Les experts ont constaté une espèce d’iniquité entre le nord et le sud de la province en matière de protection des aires protégées, selon le livre blanc «Un Plan Sud pour le Québec», dévoilé mercredi par le Regroupement national des conseils régionaux de l’environnement du Québec, le Centre de la science de la biodiversité du Québec, la Chaire de recherche du Canada en économie écologique de l’UTO, la Chaire Liber Ero en biologie de conservation de l’Université McGill et le Réseau de milieux naturels protégés

Les milieux naturels dans le nord du Québec ont connu une progression rapide, contrairement au sud de la province. À titre d’exemple, dans la partie sud de la province, en 2020, plus de 80 projets d’aires protégées n’ont pas été retenus, alors que les milieux naturels se réduisent comme peau de chagrin en raison de l’étalement urbain et des activités industrielles. 

Selon les données contenues dans le livre blanc, dans la Communauté métropolitaine de Montréal, il ne reste qu'environ 25 % du territoire sous forme d'écosystèmes naturels souvent fragmentés et vulnérables aux perturbations.

Les experts recommandent au gouvernement de François Legault des actions concrètes pour accélérer la protection au sud du49e parallèle. 

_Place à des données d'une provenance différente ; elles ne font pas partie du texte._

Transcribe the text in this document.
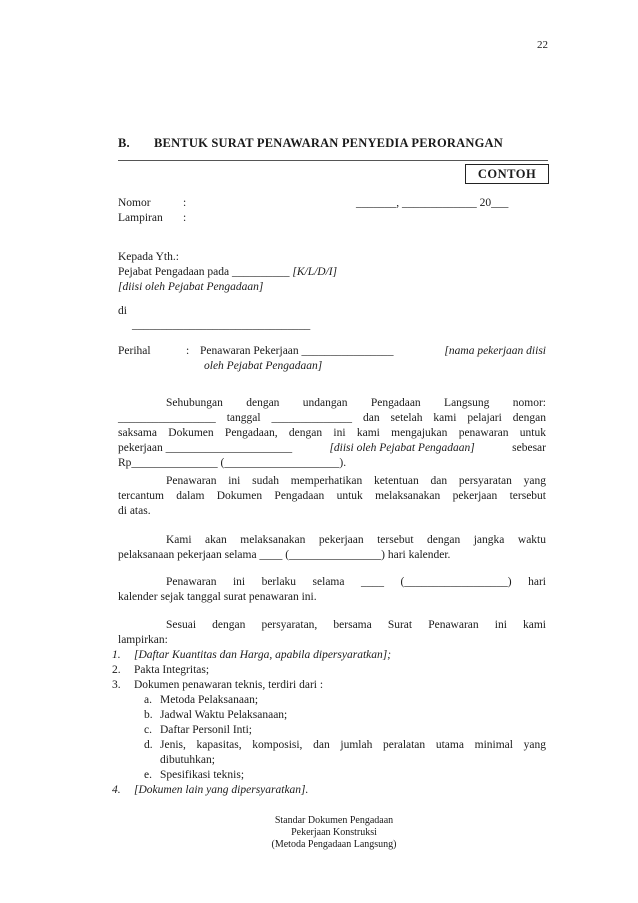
22
B. BENTUK SURAT PENAWARAN PENYEDIA PERORANGAN
CONTOH
Nomor	:	_______, _____________ 20___
Lampiran :
Kepada Yth.:
Pejabat Pengadaan pada __________ [K/L/D/I]
[diisi oleh Pejabat Pengadaan]
di
_______________________________
Perihal	: Penawaran Pekerjaan ________________	[nama pekerjaan diisi
oleh Pejabat Pengadaan]
Sehubungan dengan undangan Pengadaan Langsung nomor:
_________________ tanggal ______________ dan setelah kami pelajari dengan
saksama Dokumen Pengadaan, dengan ini kami mengajukan penawaran untuk
pekerjaan ______________________	[diisi oleh Pejabat Pengadaan]	sebesar
Rp_______________ (____________________).
Penawaran ini sudah memperhatikan ketentuan dan persyaratan yang
tercantum dalam Dokumen Pengadaan untuk melaksanakan pekerjaan tersebut
di atas.
Kami akan melaksanakan pekerjaan tersebut dengan jangka waktu
pelaksanaan pekerjaan selama ____ (________________) hari kalender.
Penawaran ini berlaku selama ____ (__________________) hari
kalender sejak tanggal surat penawaran ini.
Sesuai dengan persyaratan, bersama Surat Penawaran ini kami
lampirkan:
1.	[Daftar Kuantitas dan Harga, apabila dipersyaratkan];
2.	Pakta Integritas;
3.	Dokumen penawaran teknis, terdiri dari :
a. Metoda Pelaksanaan;
b. Jadwal Waktu Pelaksanaan;
c. Daftar Personil Inti;
d. Jenis, kapasitas, komposisi, dan jumlah peralatan utama minimal yang
dibutuhkan;
e. Spesifikasi teknis;
4.	[Dokumen lain yang dipersyaratkan].
Standar Dokumen Pengadaan
Pekerjaan Konstruksi
(Metoda Pengadaan Langsung)
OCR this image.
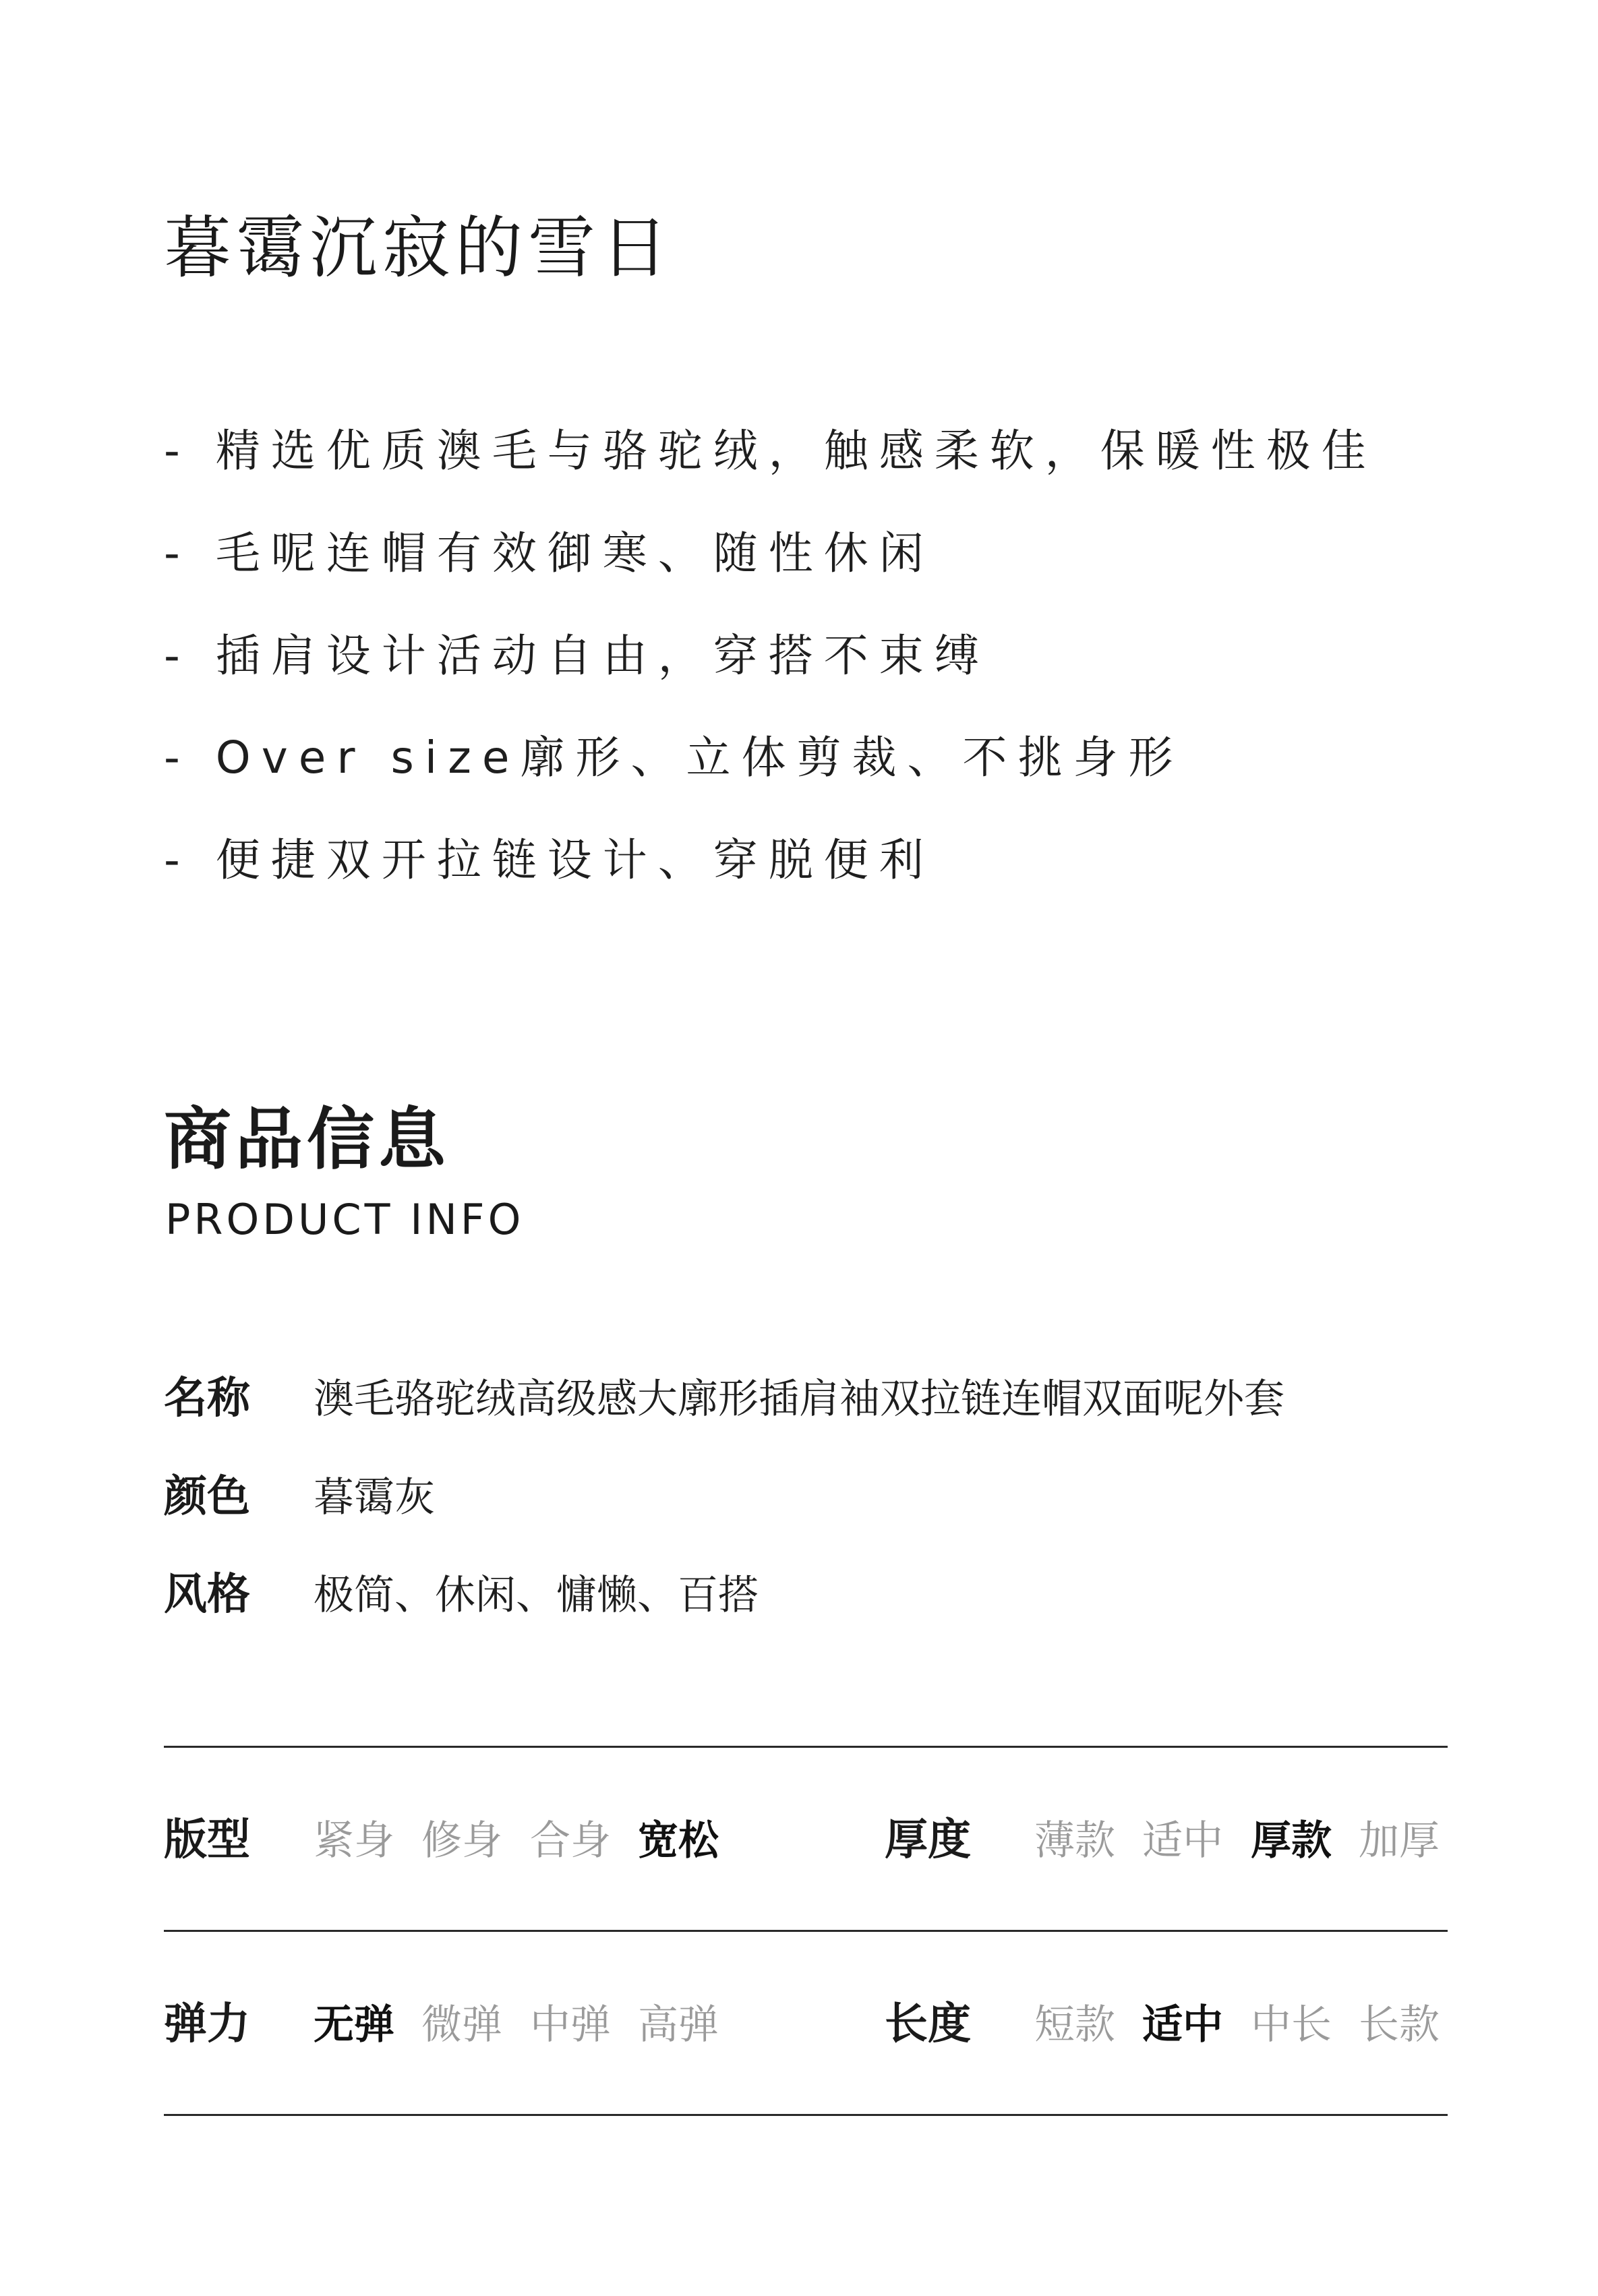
暮霭沉寂的雪日
- 精选优质澳毛与骆驼绒，触感柔软，保暖性极佳
- 毛呢连帽有效御寒、随性休闲
- 插肩设计活动自由，穿搭不束缚
- Over size廓形、立体剪裁、不挑身形
- 便捷双开拉链设计、穿脱便利
商品信息
PRODUCT INFO
名称 澳毛骆驼绒高级感大廓形插肩袖双拉链连帽双面呢外套
颜色 暮霭灰
风格 极简、休闲、慵懒、百搭
版型 紧身 修身 合身 宽松	厚度 薄款 适中 厚款 加厚
弹力 无弹 微弹 中弹 高弹	长度 短款 适中 中长 长款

Ils proposent de fixer des cibles intérimaires de conservation en 2022 et 2025 pour atteindre l’objectif de 30 % du territoire protégé d’ici 2030, d’intégrer la conservation de la biodiversité dans l’aménagement du territoire et de simplifier la conservation de milieux naturels. 

«Une stratégie d’ensemble nous aidera à préserver les milieux essentiels à la biodiversité, à lutter contre les changements climatiques ainsi qu’à léguer des milieux de vie durables, sains et de qualité aux prochaines générations», a indiqué par communiqué Martin Vaillancourt, directeur général du RNCREQ.

«Le Québec doit se doter d’une stratégie et d’un plan d’action qui permettront d’arrimer à la fois les objectifs de développement et de conservation de la nature, en se basant sur les recommandations de ce Livre blanc», a soutenu Jérôme Dupras, titulaire de la Chaire de recherche du Canada en économie écologique de l’Université du Québec en Outaouais.